There are various packages which ship with DTrace USDT probes which bpftrace can also make use of. This involves building those packages with DTrace support enabled and using SystemTap which provides a Python script called dtrace to do the relevant work, on Linux. I created a package but since it require Python, it created a circular dependency when using Python 3, as Python 3 has USDT probes. As a workaround to sidestep the issue, my SystemTap package uses Python 2, which is still supported by SystemTap. To enable building with DTrace support I introduced a “dtrace tool” which pulled in SystemTap as dependency on Linux when USE_TOOLS+=dtrace was specified, and nothing on other platforms. I then added USE_TOOLS+=dtrace across the tree where dtrace was a supported option.

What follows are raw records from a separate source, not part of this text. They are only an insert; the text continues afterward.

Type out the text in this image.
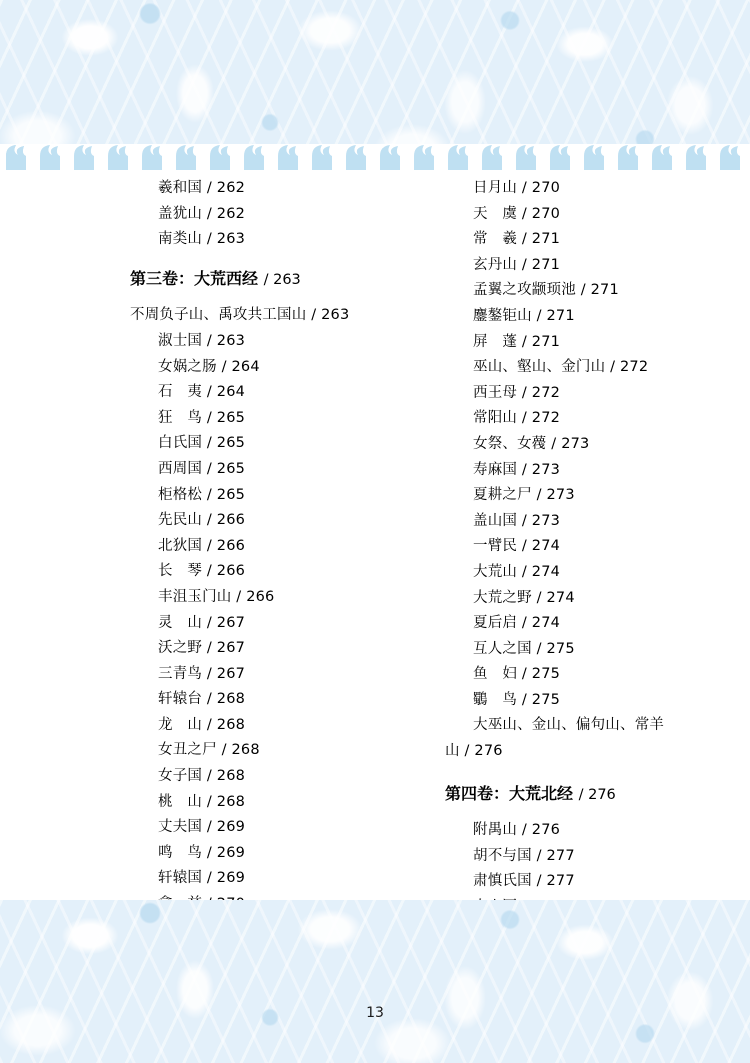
羲和国 / 262
盖犹山 / 262
南类山 / 263
第三卷：大荒西经 / 263
不周负子山、禹攻共工国山 / 263
淑士国 / 263
女娲之肠 / 264
石　夷 / 264
狂　鸟 / 265
白氏国 / 265
西周国 / 265
柜格松 / 265
先民山 / 266
北狄国 / 266
长　琴 / 266
丰沮玉门山 / 266
灵　山 / 267
沃之野 / 267
三青鸟 / 267
轩辕台 / 268
龙　山 / 268
女丑之尸 / 268
女子国 / 268
桃　山 / 268
丈夫国 / 269
鸣　鸟 / 269
轩辕国 / 269
日月山 / 270
天　虞 / 270
常　羲 / 271
玄丹山 / 271
孟翼之攻颛顼池 / 271
鏖鏊钜山 / 271
屏　蓬 / 271
巫山、壑山、金门山 / 272
西王母 / 272
常阳山 / 272
女祭、女薎 / 273
寿麻国 / 273
夏耕之尸 / 273
盖山国 / 273
一臂民 / 274
大荒山 / 274
大荒之野 / 274
夏后启 / 274
互人之国 / 275
鱼　妇 / 275
鸀　鸟 / 275
大巫山、金山、偏句山、常羊
山 / 276
第四卷：大荒北经 / 276
附禺山 / 276
胡不与国 / 277
肃慎氏国 / 277
13
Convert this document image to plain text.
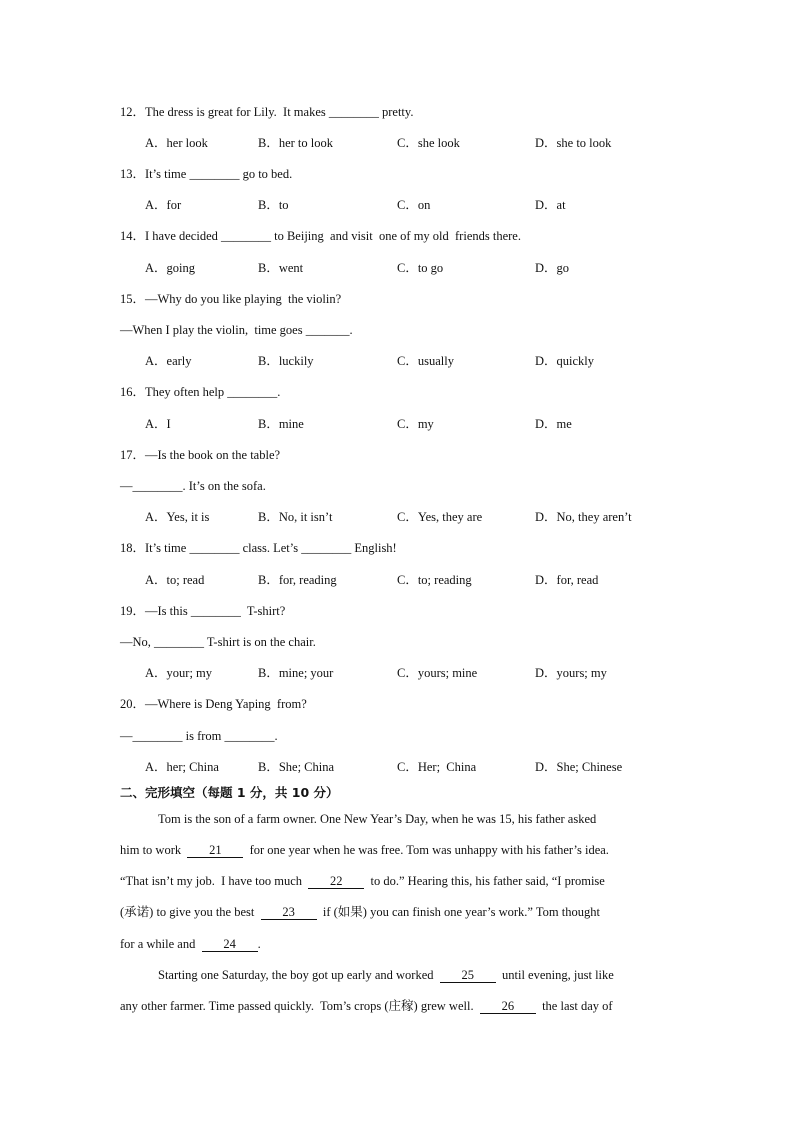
12．The dress is great for Lily.  It makes ________ pretty.
A．her look	B．her to look	C．she look	D．she to look
13．It’s time ________ go to bed.
A．for	B．to	C．on	D．at
14．I have decided ________ to Beijing  and visit  one of my old  friends there.
A．going	B．went	C．to go	D．go
15．—Why do you like playing  the violin?
—When I play the violin,  time goes _______.
A．early	B．luckily	C．usually	D．quickly
16．They often help ________.
A．I	B．mine	C．my	D．me
17．—Is the book on the table?
—________. It’s on the sofa.
A．Yes, it is	B．No, it isn’t	C．Yes, they are	D．No, they aren’t
18．It’s time ________ class. Let’s ________ English!
A．to; read	B．for, reading	C．to; reading	D．for, read
19．—Is this ________  T-shirt?
—No, ________ T-shirt is on the chair.
A．your; my	B．mine; your	C．yours; mine	D．yours; my
20．—Where is Deng Yaping  from?
—________ is from ________.
A．her; China	B．She; China	C．Her;  China	D．She; Chinese
二、完形填空（每题 1 分，共 10 分）
Tom is the son of a farm owner. One New Year’s Day, when he was 15, his father asked
him to work  21  for one year when he was free. Tom was unhappy with his father’s idea.
“That isn’t my job.  I have too much  22  to do.” Hearing this, his father said, “I promise
(承诺) to give you the best  23  if (如果) you can finish one year’s work.” Tom thought
for a while and  24 .
Starting one Saturday, the boy got up early and worked  25  until evening, just like
any other farmer. Time passed quickly.  Tom’s crops (庄稼) grew well.  26  the last day of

bpftrace listing the USDT probes found in libpython built from the Python 3.8 package in pkgsrc

With the OS rebuild, I dropped nscd(8) from the system, the thought of having up to three caching resolvers seemed a bit excessive (nscd/systemd-resolved/unbound). This post highlights why you might not want nscd support on your system. As part of the rebuild I began populating the repository with sources for everything that would ship with distro, it was a tedious process that slowed that as I progressed through the build and imported more and more components, because on the initial import I would roll the tree back to the start to import into a branch, update to the tip of the tree, merge the branch, repeat. I used the hg-git mercurial plugin to convert and push the tree to a Git mirror

The kernel config used started life as the default config which gets created when you run make defconfig and built up from there to cover what the LFS guide suggests and those required by BCC / bpftrace. Testing that X11 worked ok revealed that I was missing various options, from lack of mouse support to support for emulated graphics, the safe bet being the VMware virtual card to use on VirtualBox (VMSVGA which is default) and QEMU, other options resulted in offset problems with the cursor where it would appear on one place on the screen but clicks and drags would register at a different location. Everything works out of the box with VMware option.

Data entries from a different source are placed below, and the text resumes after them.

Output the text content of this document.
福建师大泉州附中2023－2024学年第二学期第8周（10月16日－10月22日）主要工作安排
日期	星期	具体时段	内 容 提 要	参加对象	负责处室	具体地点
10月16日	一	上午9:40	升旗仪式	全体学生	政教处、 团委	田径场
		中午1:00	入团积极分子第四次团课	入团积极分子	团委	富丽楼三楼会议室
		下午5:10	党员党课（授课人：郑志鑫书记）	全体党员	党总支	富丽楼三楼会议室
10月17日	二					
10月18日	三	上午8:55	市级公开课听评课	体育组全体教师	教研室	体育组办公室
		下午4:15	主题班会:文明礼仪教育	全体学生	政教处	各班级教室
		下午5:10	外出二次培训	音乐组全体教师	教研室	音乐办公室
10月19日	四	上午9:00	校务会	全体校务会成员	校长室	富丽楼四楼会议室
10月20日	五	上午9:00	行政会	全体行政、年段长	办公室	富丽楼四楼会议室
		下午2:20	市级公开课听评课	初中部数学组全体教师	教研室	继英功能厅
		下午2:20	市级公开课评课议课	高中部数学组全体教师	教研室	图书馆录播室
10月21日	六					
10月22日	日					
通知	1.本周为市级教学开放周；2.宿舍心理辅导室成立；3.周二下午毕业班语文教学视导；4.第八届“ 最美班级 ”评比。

I’ve been really impressed by how quickly the system boots and shuts down (not having an initrd image to load and minimal drivers to probe for, account for that), I hope I don’t end up loosing that. I used the work leading up to the release as an excuse to start using org-mode on Emacs. Following the beginners guide I now have a long list of todo items which I work through. The next big item is build infrastructure so I can turn around releases quicker.